Personal information
- Born: Harold Boyce Budd Jr. January 4, 1939 (age 87) Summit, New Jersey, U.S.
- Height: 191 cm (6 ft 3 in)
- Weight: 93 kg (205 lb)

Sport
- Sport: Rowing
- Club: Vesper Boat Club

Medal record
Representing the United States
Olympic Games
| Gold medal – first place | 1964 Tokyo | Eight |
European Rowing Championships
| Bronze medal – third place | 1965 Duisburg | Eight |

= Boyce Budd =

American rower

Harold Boyce Budd Jr. (born January 4, 1939) is a retired American competition rower who won a gold medal in the eights at the 1964 Olympics.
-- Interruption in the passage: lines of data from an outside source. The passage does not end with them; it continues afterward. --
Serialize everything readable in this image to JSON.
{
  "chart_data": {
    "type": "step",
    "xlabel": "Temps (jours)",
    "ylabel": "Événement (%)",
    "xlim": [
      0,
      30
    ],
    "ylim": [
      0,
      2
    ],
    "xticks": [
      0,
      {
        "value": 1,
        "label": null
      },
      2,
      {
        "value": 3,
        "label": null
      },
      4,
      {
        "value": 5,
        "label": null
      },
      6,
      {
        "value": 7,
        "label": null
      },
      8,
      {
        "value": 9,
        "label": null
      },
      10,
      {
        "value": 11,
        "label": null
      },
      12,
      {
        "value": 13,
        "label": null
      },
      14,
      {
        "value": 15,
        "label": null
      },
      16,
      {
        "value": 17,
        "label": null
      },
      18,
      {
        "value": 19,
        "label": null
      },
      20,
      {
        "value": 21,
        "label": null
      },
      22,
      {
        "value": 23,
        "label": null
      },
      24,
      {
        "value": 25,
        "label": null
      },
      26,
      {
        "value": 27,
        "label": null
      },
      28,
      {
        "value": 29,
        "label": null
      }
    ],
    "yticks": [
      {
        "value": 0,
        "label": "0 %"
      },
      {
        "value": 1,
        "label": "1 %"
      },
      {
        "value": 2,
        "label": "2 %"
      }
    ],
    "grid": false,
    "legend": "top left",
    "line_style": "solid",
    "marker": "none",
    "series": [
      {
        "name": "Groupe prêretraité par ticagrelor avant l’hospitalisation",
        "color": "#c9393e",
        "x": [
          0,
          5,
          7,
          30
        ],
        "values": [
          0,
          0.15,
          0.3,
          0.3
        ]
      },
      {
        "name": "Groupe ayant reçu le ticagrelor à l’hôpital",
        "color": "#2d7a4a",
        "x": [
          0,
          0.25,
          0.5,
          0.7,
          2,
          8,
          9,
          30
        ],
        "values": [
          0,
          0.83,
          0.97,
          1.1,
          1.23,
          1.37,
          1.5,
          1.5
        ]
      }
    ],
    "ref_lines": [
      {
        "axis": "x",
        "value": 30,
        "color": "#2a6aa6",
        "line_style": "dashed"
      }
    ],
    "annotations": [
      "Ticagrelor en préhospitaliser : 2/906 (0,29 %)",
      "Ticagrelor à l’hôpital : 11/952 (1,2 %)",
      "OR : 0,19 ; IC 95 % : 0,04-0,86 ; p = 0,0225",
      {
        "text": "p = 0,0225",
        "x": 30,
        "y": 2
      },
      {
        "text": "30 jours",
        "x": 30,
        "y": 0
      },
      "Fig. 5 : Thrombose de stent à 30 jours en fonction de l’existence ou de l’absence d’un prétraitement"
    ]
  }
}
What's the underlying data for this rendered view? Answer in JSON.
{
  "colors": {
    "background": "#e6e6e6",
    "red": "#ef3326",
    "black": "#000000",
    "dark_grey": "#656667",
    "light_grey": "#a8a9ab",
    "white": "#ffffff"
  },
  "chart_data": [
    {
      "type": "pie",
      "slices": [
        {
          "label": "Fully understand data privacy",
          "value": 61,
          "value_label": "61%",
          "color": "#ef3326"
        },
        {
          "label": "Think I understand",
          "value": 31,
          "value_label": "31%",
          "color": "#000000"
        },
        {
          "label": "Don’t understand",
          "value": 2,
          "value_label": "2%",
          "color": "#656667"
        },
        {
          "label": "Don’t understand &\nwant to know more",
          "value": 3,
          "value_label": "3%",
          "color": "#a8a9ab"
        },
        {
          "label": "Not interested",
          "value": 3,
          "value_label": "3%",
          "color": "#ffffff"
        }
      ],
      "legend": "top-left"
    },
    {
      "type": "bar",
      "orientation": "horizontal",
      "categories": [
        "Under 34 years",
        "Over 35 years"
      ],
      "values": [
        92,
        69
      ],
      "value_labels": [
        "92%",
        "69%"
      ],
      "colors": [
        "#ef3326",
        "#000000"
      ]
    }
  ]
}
Budd graduated from Lawrenceville School in 1957, and then attended Yale University, where he rowed in the varsity eight as a sophomore, and the junior varsity in his junior and senior years. He spent a postgraduate year at Trinity College, Cambridge, and rowed in the winning Cambridge blue boat in the 1962 Boat Race.

He then joined Philadelphia's Vesper Boat Club, winning national titles in the pairs, fours, and eights in 1964 and 1965, as well as an Olympic gold medal in the eights in 1964, and a bronze medal in the eights at the 1965 European championships.

In 1980, Budd's home in Devon, Pennsylvania, was robbed; his Olympic gold medal was stolen and never recovered.